Turning Customers into Fans
I recently traveled to Kansas City, Kansas to attend the Major League Soccer All-Star Game. Major League Soccer is one of the fastest growing sports leagues in America today. One big reason? It's putting the patron first. Since the league is a client, I'm admittedly biased. But as I sat in the Sporting Park soccer stadium in Kansas City, three key takeaways jumped out at me that could be applied to other brands that provide experiences to their customers.
Invest in your fans
Major League Soccer has a keen understanding that the environment of the experience is just as important as the experience itself, if not moreso. Sporting Kansas City, a professional soccer club, recently invested in a new stadium designed specifically for soccer. It includes a variety of features that appeal to soccer fans, including free Wi-Fi and other high tech goodies. Most importantly, the stadium layout makes the experience both intimate and exciting. As Adam Beal, one of our agency's creative strategists and a fan of MLS said, "The environment defines the experience and in soccer, the experience is inclusive." How does environment define your brand's experience?
Embrace your competition
In any industry, it's easy to put up walls and become overly protective by blocking out direct and indirect competitive forces. Major League Soccer wisely doesn't embrace this strategy. Instead, it invites other leagues to participate and play in games. For example, the recent All-Star Game pitted the best of the MLS players against a top rated Italian team, AS Roma. How often do you see cross pollination of leagues in professional sports? Not often. MLS actively looks for ways to elevate the game of soccer in North America and it's clear their strategy is working. How well does your brand play with other experiential brands? If your patrons' experience can be improved by being more inclusive, you should certainly consider it, despite whatever worries may be hard-wired into your organization.

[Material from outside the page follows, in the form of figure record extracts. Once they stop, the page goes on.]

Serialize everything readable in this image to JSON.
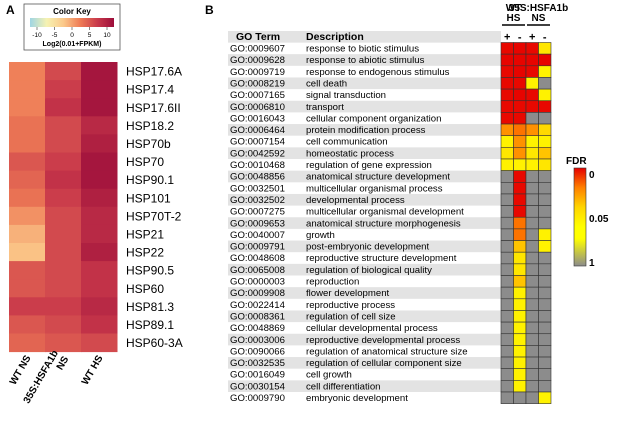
{
  "colors": {
    "gray": "#8c8c8c",
    "row_shade": "#e3e3e3",
    "heat_scale": [
      "#9fd5e3",
      "#f6f2b2",
      "#fbc889",
      "#ee7a55",
      "#c93a4b",
      "#9c0d3a"
    ],
    "fdr_scale": [
      "#e60000",
      "#ff8000",
      "#ffd500",
      "#ffff00"
    ]
  },
  "chart_data": [
    {
      "type": "heatmap",
      "panel_label": "A",
      "color_key": {
        "title": "Color Key",
        "label": "Log2(0.01+FPKM)",
        "ticks": [
          "-10",
          "-5",
          "0",
          "5",
          "10"
        ],
        "range": [
          -12,
          12
        ]
      },
      "columns": [
        "WT NS",
        "35S:HSFA1b NS",
        "WT HS"
      ],
      "column_labels": [
        [
          "WT NS"
        ],
        [
          "35S:HSFA1b",
          "NS"
        ],
        [
          "WT HS"
        ]
      ],
      "rows": [
        "HSP17.6A",
        "HSP17.4",
        "HSP17.6II",
        "HSP18.2",
        "HSP70b",
        "HSP70",
        "HSP90.1",
        "HSP101",
        "HSP70T-2",
        "HSP21",
        "HSP22",
        "HSP90.5",
        "HSP60",
        "HSP81.3",
        "HSP89.1",
        "HSP60-3A"
      ],
      "values": [
        [
          2,
          6,
          11
        ],
        [
          2,
          7,
          11
        ],
        [
          2,
          8,
          11
        ],
        [
          3,
          6,
          9
        ],
        [
          3,
          6,
          10
        ],
        [
          5,
          7,
          11
        ],
        [
          4,
          8,
          11
        ],
        [
          3,
          7,
          10
        ],
        [
          1,
          6,
          9
        ],
        [
          -1,
          6,
          9
        ],
        [
          -2,
          6,
          10
        ],
        [
          5,
          6,
          8
        ],
        [
          5,
          6,
          8
        ],
        [
          7,
          7,
          9
        ],
        [
          5,
          6,
          8
        ],
        [
          4,
          5,
          6
        ]
      ]
    },
    {
      "type": "table",
      "panel_label": "B",
      "headers": {
        "term": "GO Term",
        "description": "Description"
      },
      "groups": [
        {
          "label": [
            "WT",
            "HS"
          ],
          "columns": [
            "+",
            "-"
          ]
        },
        {
          "label": [
            "35S:HSFA1b",
            "NS"
          ],
          "columns": [
            "+",
            "-"
          ]
        }
      ],
      "legend": {
        "title": "FDR",
        "ticks": [
          "0",
          "0.05",
          "1"
        ],
        "range": [
          0,
          1
        ]
      },
      "rows": [
        {
          "term": "GO:0009607",
          "description": "response to biotic stimulus",
          "values": [
            0.001,
            0.0005,
            0.001,
            0.04
          ]
        },
        {
          "term": "GO:0009628",
          "description": "response to abiotic stimulus",
          "values": [
            0.0005,
            0.0005,
            0.0005,
            0.0005
          ]
        },
        {
          "term": "GO:0009719",
          "description": "response to endogenous stimulus",
          "values": [
            0.001,
            0.0005,
            0.001,
            0.045
          ]
        },
        {
          "term": "GO:0008219",
          "description": "cell death",
          "values": [
            0.001,
            0.001,
            0.045,
            1
          ]
        },
        {
          "term": "GO:0007165",
          "description": "signal transduction",
          "values": [
            0.001,
            0.0005,
            0.001,
            0.045
          ]
        },
        {
          "term": "GO:0006810",
          "description": "transport",
          "values": [
            0.001,
            0.001,
            0.001,
            0.001
          ]
        },
        {
          "term": "GO:0016043",
          "description": "cellular component organization",
          "values": [
            0.001,
            0.001,
            1,
            1
          ]
        },
        {
          "term": "GO:0006464",
          "description": "protein modification process",
          "values": [
            0.02,
            0.015,
            0.02,
            0.035
          ]
        },
        {
          "term": "GO:0007154",
          "description": "cell communication",
          "values": [
            0.045,
            0.02,
            0.045,
            0.045
          ]
        },
        {
          "term": "GO:0042592",
          "description": "homeostatic process",
          "values": [
            0.04,
            0.02,
            0.04,
            0.03
          ]
        },
        {
          "term": "GO:0010468",
          "description": "regulation of gene expression",
          "values": [
            0.045,
            0.045,
            0.045,
            0.04
          ]
        },
        {
          "term": "GO:0048856",
          "description": "anatomical structure development",
          "values": [
            1,
            0.001,
            1,
            1
          ]
        },
        {
          "term": "GO:0032501",
          "description": "multicellular organismal process",
          "values": [
            1,
            0.001,
            1,
            1
          ]
        },
        {
          "term": "GO:0032502",
          "description": "developmental process",
          "values": [
            1,
            0.001,
            1,
            1
          ]
        },
        {
          "term": "GO:0007275",
          "description": "multicellular organismal development",
          "values": [
            1,
            0.001,
            1,
            1
          ]
        },
        {
          "term": "GO:0009653",
          "description": "anatomical structure morphogenesis",
          "values": [
            1,
            0.015,
            1,
            1
          ]
        },
        {
          "term": "GO:0040007",
          "description": "growth",
          "values": [
            1,
            0.015,
            1,
            0.045
          ]
        },
        {
          "term": "GO:0009791",
          "description": "post-embryonic development",
          "values": [
            1,
            0.03,
            1,
            0.045
          ]
        },
        {
          "term": "GO:0048608",
          "description": "reproductive structure development",
          "values": [
            1,
            0.04,
            1,
            1
          ]
        },
        {
          "term": "GO:0065008",
          "description": "regulation of biological quality",
          "values": [
            1,
            0.04,
            1,
            1
          ]
        },
        {
          "term": "GO:0000003",
          "description": "reproduction",
          "values": [
            1,
            0.03,
            1,
            1
          ]
        },
        {
          "term": "GO:0009908",
          "description": "flower development",
          "values": [
            1,
            0.045,
            1,
            1
          ]
        },
        {
          "term": "GO:0022414",
          "description": "reproductive process",
          "values": [
            1,
            0.045,
            1,
            1
          ]
        },
        {
          "term": "GO:0008361",
          "description": "regulation of cell size",
          "values": [
            1,
            0.045,
            1,
            1
          ]
        },
        {
          "term": "GO:0048869",
          "description": "cellular developmental process",
          "values": [
            1,
            0.045,
            1,
            1
          ]
        },
        {
          "term": "GO:0003006",
          "description": "reproductive developmental process",
          "values": [
            1,
            0.045,
            1,
            1
          ]
        },
        {
          "term": "GO:0090066",
          "description": "regulation of anatomical structure size",
          "values": [
            1,
            0.045,
            1,
            1
          ]
        },
        {
          "term": "GO:0032535",
          "description": "regulation of cellular component size",
          "values": [
            1,
            0.045,
            1,
            1
          ]
        },
        {
          "term": "GO:0016049",
          "description": "cell growth",
          "values": [
            1,
            0.045,
            1,
            1
          ]
        },
        {
          "term": "GO:0030154",
          "description": "cell differentiation",
          "values": [
            1,
            0.045,
            1,
            1
          ]
        },
        {
          "term": "GO:0009790",
          "description": "embryonic development",
          "values": [
            1,
            1,
            1,
            0.045
          ]
        }
      ]
    }
  ]
}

Remember what makes you great
The week surrounding the All-Star game was full of star-studded appearances (who doesn't love a performance by Macklemore?) and some fun viral video fun, just as you would expect from any major sporting event. The difference? Come game day, the focus was all about the match, with some quick pre-game theatrics and modest half-time festivities thrown in. If the roar of the crowd is louder for the half-time show than the main event, you have a big problem on your hands. What part of your experience makes your patrons roar in excitement? Look closely: If you're not focused on keeping the core of what you do great, you could lose sight of it more quickly than you'd think.